In my travels around the world, I don't think I have encountered a single place that, pound-for-pound, matches the zest for life one witnesses inside Lahore's ancient walled city. It is truly one of a kind.

A photowalk was not on the agenda. I was in Lahore for a few hours and had already gorged myself on the greatest breakfast on God's earth. Mission accomplished; time to go home. But the Walled City was beckoning. So I picked up my camera, hailed a rickshaw and et voila …

Soon I was in an alien world, navigating impossibly narrow streets. And yes, this world is alien to me -- the sterile suburbs of Islamabad where I grew up are only a couple of hundred miles to the north but may well be in a totally different country.

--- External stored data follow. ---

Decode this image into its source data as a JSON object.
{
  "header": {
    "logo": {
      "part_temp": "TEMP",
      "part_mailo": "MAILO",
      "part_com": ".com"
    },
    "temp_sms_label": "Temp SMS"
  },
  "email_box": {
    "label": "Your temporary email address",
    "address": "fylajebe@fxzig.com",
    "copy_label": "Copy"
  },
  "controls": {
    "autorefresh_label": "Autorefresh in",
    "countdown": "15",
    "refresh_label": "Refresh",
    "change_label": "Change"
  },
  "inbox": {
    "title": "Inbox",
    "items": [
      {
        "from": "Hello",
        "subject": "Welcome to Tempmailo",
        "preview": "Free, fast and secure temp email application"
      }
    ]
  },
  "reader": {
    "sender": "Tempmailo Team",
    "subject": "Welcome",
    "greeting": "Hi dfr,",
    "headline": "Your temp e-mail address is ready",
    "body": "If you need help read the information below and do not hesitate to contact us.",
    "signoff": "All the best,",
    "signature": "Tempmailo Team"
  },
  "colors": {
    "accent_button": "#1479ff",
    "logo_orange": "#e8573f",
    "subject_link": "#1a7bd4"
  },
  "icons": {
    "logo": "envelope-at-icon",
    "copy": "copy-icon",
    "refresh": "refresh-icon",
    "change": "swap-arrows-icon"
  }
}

Soon after my arrival, I found myself outside an elementary school. I was immediately struck by how well turned out the students were in their sharp, crisp uniforms. Quite a contrast from what I've become accustomed to seeing in the US. Bravo Androoni's, keep it that way.

Other than that though, the school kids were no different from kids anywhere else. Replace the backdrop and this is every day at my son's school pickup.

Thing about places like 'Androon Shehr' (Urdu name for the Walled City) is that there are single spots where you can just sit and take pictures all day. Characters come and go. Light changes. You can do an entire series, just there.

Like this door. I want to do a series in front of this door. Inshallah, one day I will do a series in front of this door.

Muslims prefer cats to dogs, as pets. And there're a lot of cats inside the Shehr. I don't think I saw a single dog. But lots of cats. Another series, right there.

Construction site

As the time for Jumu'ah (Friday Prayers) neared, I started to see the narrow streets fill up with congregants headed towards the mosque (it's a very special mosque, mini-thread on it follows)

Somewhere along the way, I caught sight of this gentleman vigorously giving himself a head massage. Self-care is important. If I could, I'd give myself a head massage every day.

I love it when I don't have to touch a photo at all. This is one of those photos. The perfect light. The perfect background. The perfect subject. An entire story, in one click.

Peeked inside an open door to see some kind of garment folding operation. The garments were beautiful.

If street photography is your thing, the Shehr is the endless buffet of your wildest dreams.

No matter what you do and where you go, it is inevitable that at some point you will find yourself face-to-face with the Walled City's greatest secret ...

"Wazir Khan Mosque"

Androon Shehr has quite an arsenal of attractions under its belt: Badshahi Mosque, Lahore Fort, Minar-e-Pakistan, Shahi Hammam. But for me, this 17th century masterpiece of Mughal architecture is unmatched.


The tile work that seemingly covers every inch of the mosque's exterior is just exquisite, as are the frescoes that adorn the interior. (I have captured them in my previous work from the mosque; I'll provide a link at the end.)

This entire structure is inside the walls of the old city ...

… as is this

That concludes the 'Walled City' series. Most people who view this thread will never set foot in Lahore or anywhere near it; hopefully these photos will give them appreciation for the world contained within its ancient walls.